Figure 1. Structure of the SCOC coiled coil domain.

(A) Sequence alignment of human SCOC isoforms and homologues was done with T-Coffee [35]. Accession numbers are: G. gallus: NP_001108324.1, D. rerio: NP_001071027.1, D. melanogaster: NP_651552.1, H. sapiens 1: NP_001146956.1, H. sapiens 2: Q9UIL1-2, H. sapiens 3: Q9UIL1-3, H. sapiens 4: Q9UIL1-4, R. norvegicus: NP_001013253.1, S. cerevisiae: NP_796378.3, C. elegans a: NP_001022752.1. Coiled coil heptad positions were assigned with TWISTER [29]. Non-canonical polar amino acids at core positions a and d are colored red. (B) Cartoon representation of the two SCOC dimers AB and CC’. Molecule A is colored red, B blue, C green and C’ grey. (C) Stereo view of dimers overlay.

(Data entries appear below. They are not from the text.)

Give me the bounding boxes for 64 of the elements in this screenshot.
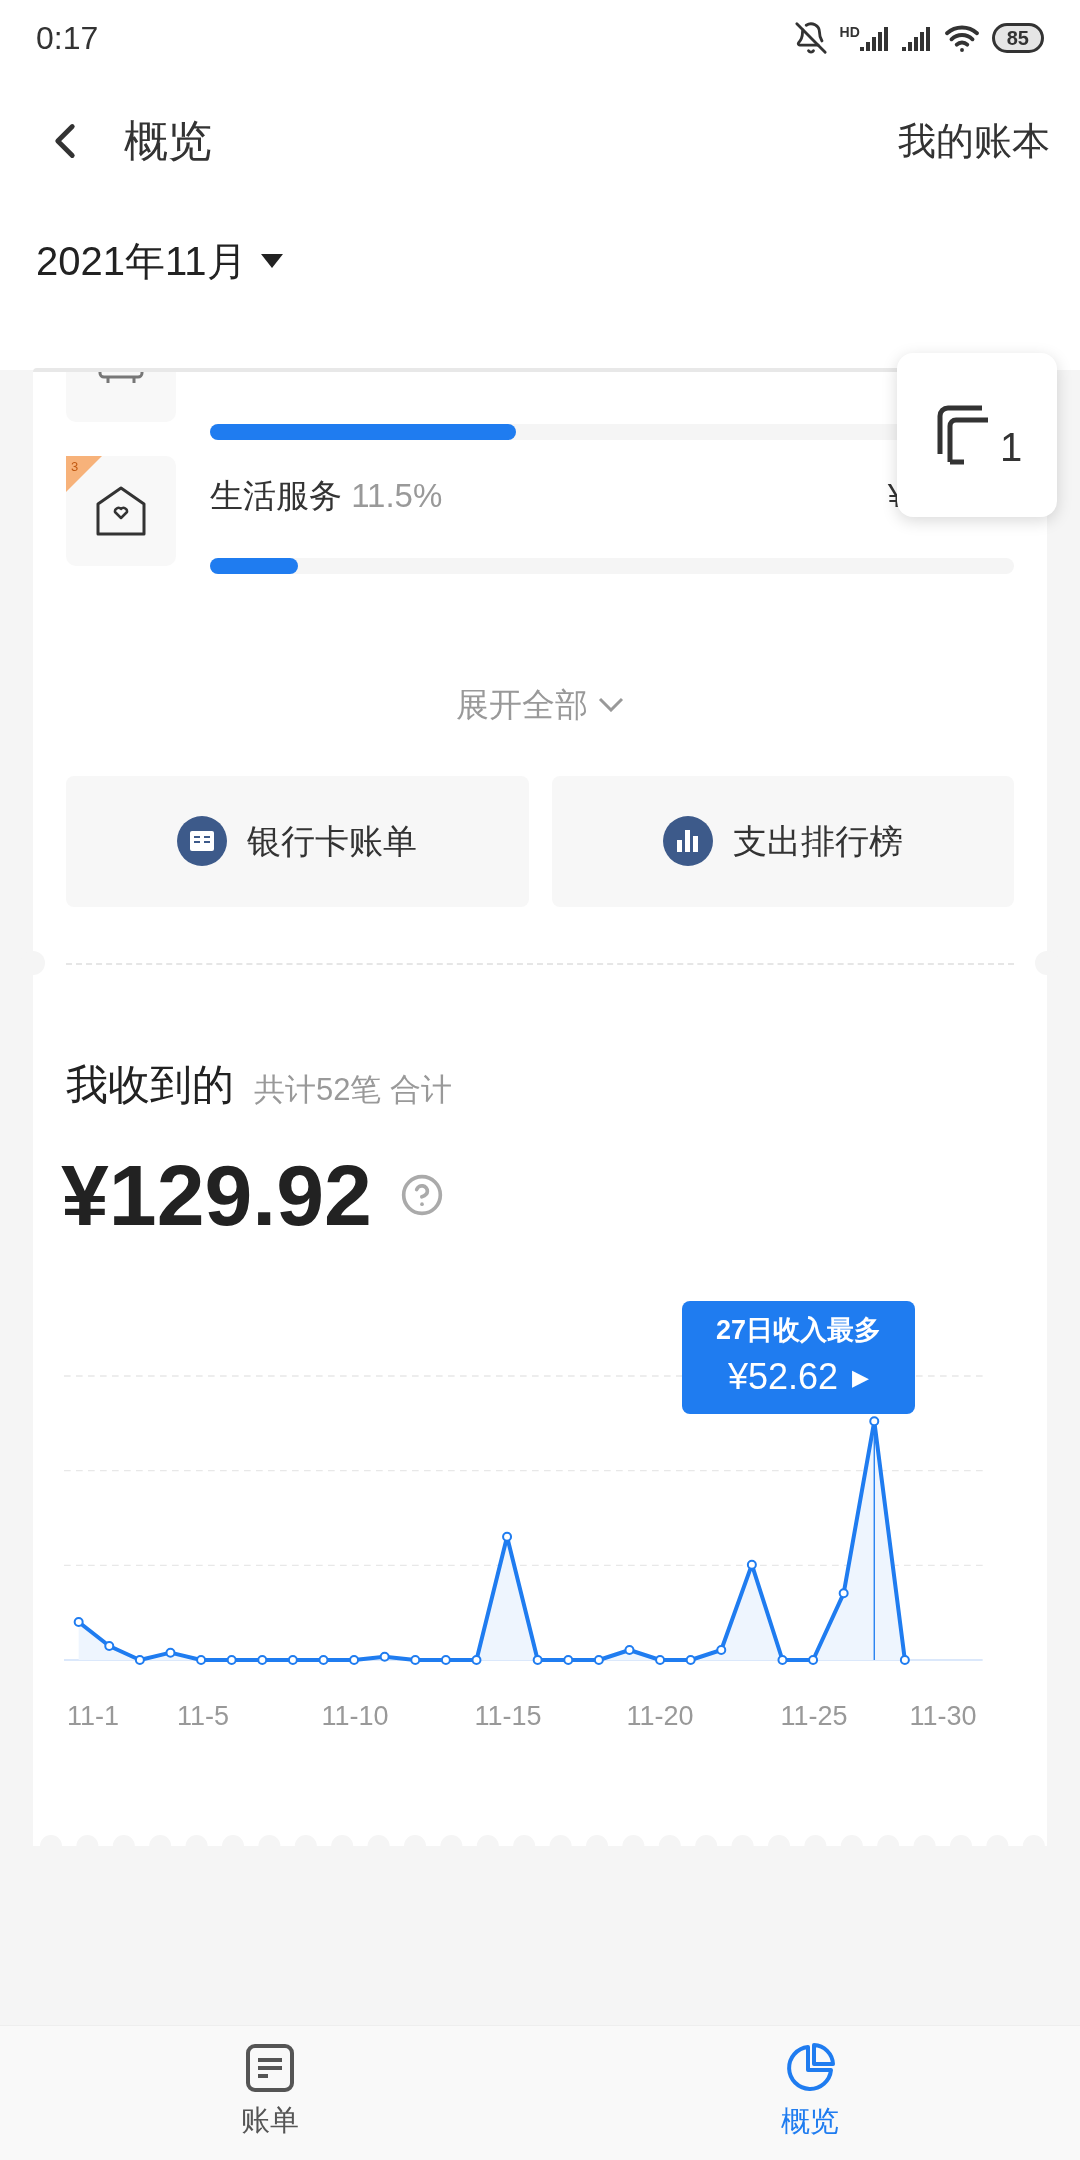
tooltip-arrow: ▶ [852, 1363, 870, 1392]
card-icon [177, 816, 228, 866]
data-point [808, 1654, 819, 1665]
data-point [73, 1616, 84, 1627]
network-label: HD [839, 25, 860, 39]
rank-badge [66, 456, 102, 492]
floating-copy-button[interactable]: 1 [897, 353, 1057, 517]
data-point [379, 1651, 390, 1662]
data-point [899, 1654, 910, 1665]
nav-tab[interactable]: 概览 [540, 2026, 1080, 2160]
bell-off-icon [793, 21, 828, 55]
month-picker[interactable]: 2021年11月 [36, 231, 283, 291]
data-point [471, 1654, 482, 1665]
rank-number: 3 [71, 458, 79, 476]
x-axis-label: 11-1 [67, 1699, 119, 1733]
help-icon [399, 1172, 444, 1217]
x-axis-label: 11-20 [626, 1699, 694, 1733]
x-axis-label: 11-30 [909, 1699, 977, 1733]
data-point [196, 1654, 207, 1665]
x-axis-label: 11-15 [474, 1699, 542, 1733]
data-point [563, 1654, 574, 1665]
data-point [502, 1531, 513, 1542]
data-point [655, 1654, 666, 1665]
category-name: 生活服务 11.5% [210, 475, 443, 516]
data-point [349, 1654, 360, 1665]
data-point [869, 1415, 880, 1426]
x-axis-label: 11-10 [321, 1699, 389, 1733]
list-icon [245, 2043, 295, 2094]
shortcut-button[interactable]: 银行卡账单 [66, 775, 529, 907]
data-point [593, 1654, 604, 1665]
tooltip-value: ¥52.62 [727, 1355, 839, 1400]
shortcut-button[interactable]: 支出排行榜 [551, 775, 1014, 907]
data-point [685, 1654, 696, 1665]
data-point [440, 1654, 451, 1665]
data-point [134, 1654, 145, 1665]
dropdown-icon [260, 254, 283, 268]
data-point [318, 1654, 329, 1665]
x-axis-label: 11-25 [780, 1699, 848, 1733]
data-point [716, 1644, 727, 1655]
signal-icon [859, 25, 890, 51]
data-point [257, 1654, 268, 1665]
data-point [226, 1654, 237, 1665]
battery-icon: 85 [991, 23, 1044, 53]
nav-tab[interactable]: 账单 [0, 2026, 540, 2160]
tooltip-title: 27日收入最多 [715, 1313, 881, 1347]
chevron-down-icon [598, 697, 624, 713]
signal-icon [901, 25, 932, 51]
data-point [165, 1647, 176, 1658]
data-point [532, 1654, 543, 1665]
data-point [746, 1559, 757, 1570]
data-point [624, 1644, 635, 1655]
income-title: 我收到的 [66, 1059, 234, 1110]
data-point [410, 1654, 421, 1665]
page-title: 概览 [124, 115, 212, 167]
data-point [777, 1654, 788, 1665]
income-summary: 共计52笔 合计 [254, 1071, 453, 1109]
my-ledger-link[interactable]: 我的账本 [898, 112, 1050, 170]
status-time: 0:17 [36, 19, 99, 58]
data-point [287, 1654, 298, 1665]
income-total: ¥129.92 [61, 1151, 372, 1238]
bar-chart-icon [662, 816, 713, 866]
data-point [838, 1587, 849, 1598]
data-point [104, 1640, 115, 1651]
x-axis-label: 11-5 [177, 1699, 229, 1733]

Same coloring as in (B). (D) Left panel shows a ribbon representation of dimer AB. Residues R99 and R117 are drawn as stick models. Electrostatic surface potential is shown for dimer AB in two orientations. Blue shows positive charge and red corresponds to negative charge. The first figure of the electrostatic surface potential is shown in the same orientation as the ribbon representation. The two right panels show the surface conservation of SCOC. Dark green correspond to strong conservation and lighter green shades represent less conserved regions. The first conservation figure is shown in the same orientation as the ribbon representation. Sequence alignments were done with T-Coffee and analysis of the degree of conservation was done with AMAS [36]. (E) Helical wheel diagram of the SCOC dimer. Polar and charged core residues are marked red. (F) Detailed views on molecular interactions of the non-canonical polar core positions of dimer AB (left panel) and dimer CC’ (right panel). Core residue E93, K97, N125 and N132, which were used for mutagenesis studies are stabilized through a network of hydrogen bonds and salt bridges as shown. Figures were prepared with PyMol [22].